Long before the cartoonists of enemy states began to draw Napoleon as a physically tiny man in a massive bicorn hat, he was a revolutionary soldier, quickly adjusting to his position in the new world by claiming to be the Emperor of it. Fans of history will know that he was physically pretty average. When whole countries start spreading childish rumours about you, you know you’re doing something right.
In bringing the exploits of Napoleon to the Total War series, Creative Assembly have dealt with it in the same way they’ve always dealt with reality. Military history is the Plasticine from which they roll out alternative time-snakes. So, Napoleon starts out as he was – a fully-trained artillery commander, commanding an army of artillery-strong, but badly trained soldiers. The new units are true to the time – all 351 of them, created just for this sequel. But what you do with them is up to you. Napoleon, after all, made mistakes.
This standalone title is, to use Creative Assembly’s own words, “Empire under a microscope.” It takes the same narrative form as Empire’s Road to Independence campaign which formed the tutorial-esque segment of Empire. Whilst not a tutorial as such, the rise of Napoleon does give CA a chance to introduce you gently, again, to the classic Total War blend of turn-based world map strategy and huge real-time battles.

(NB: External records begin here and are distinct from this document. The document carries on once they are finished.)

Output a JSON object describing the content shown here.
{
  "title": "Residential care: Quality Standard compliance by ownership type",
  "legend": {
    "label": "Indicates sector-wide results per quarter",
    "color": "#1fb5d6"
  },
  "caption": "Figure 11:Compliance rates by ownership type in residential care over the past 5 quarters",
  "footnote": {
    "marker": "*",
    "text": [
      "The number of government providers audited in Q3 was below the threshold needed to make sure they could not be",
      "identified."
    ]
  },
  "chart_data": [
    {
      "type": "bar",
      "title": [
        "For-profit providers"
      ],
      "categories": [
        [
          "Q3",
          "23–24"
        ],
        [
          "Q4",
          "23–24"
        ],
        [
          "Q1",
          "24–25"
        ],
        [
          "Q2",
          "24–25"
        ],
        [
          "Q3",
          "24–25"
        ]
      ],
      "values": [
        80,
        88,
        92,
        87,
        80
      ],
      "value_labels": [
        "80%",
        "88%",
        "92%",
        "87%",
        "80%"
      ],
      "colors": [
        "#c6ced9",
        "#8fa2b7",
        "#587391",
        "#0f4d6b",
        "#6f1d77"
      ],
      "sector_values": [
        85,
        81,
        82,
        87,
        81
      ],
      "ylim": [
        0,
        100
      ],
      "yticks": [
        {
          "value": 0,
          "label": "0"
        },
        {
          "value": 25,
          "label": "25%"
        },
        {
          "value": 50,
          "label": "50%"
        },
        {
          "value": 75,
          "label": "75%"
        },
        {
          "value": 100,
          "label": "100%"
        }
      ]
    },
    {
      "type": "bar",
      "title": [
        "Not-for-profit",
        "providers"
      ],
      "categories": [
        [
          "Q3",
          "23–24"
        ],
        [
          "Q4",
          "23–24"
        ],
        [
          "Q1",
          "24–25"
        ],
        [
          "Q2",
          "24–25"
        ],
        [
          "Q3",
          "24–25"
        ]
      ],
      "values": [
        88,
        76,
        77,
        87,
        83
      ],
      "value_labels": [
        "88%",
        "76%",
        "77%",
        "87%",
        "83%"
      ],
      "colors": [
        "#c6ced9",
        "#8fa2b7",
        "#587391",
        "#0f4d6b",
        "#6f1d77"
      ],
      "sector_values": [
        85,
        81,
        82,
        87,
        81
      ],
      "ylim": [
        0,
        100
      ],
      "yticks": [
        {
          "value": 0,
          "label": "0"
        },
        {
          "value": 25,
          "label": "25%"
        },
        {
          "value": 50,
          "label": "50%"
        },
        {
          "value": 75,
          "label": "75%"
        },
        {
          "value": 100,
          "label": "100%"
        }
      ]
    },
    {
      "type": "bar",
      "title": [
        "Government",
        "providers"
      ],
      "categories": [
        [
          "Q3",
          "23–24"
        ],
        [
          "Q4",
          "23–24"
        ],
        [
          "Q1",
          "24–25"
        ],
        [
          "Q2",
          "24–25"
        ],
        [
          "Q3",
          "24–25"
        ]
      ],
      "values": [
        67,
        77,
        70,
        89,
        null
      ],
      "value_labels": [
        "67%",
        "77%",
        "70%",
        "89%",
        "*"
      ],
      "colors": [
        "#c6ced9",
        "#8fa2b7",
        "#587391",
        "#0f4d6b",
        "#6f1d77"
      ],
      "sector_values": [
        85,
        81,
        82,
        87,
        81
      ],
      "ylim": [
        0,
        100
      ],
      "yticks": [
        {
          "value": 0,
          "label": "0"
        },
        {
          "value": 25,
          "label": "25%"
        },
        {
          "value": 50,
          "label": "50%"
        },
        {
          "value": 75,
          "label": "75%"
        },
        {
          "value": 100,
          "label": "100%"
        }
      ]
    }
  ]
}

The first campaign sees Napoleon as a General in 1796, commanding a post-revolution French Army. On the border of Italy and France, the Austrians were the chief enemy of the French, and Napoleon had been sent to distract them. He did better than that: he won the war for his country. That’s what you’re aspiring to here. And before you claim supreme political power, you get to focus on the combat rather than the minutiae of running an empire.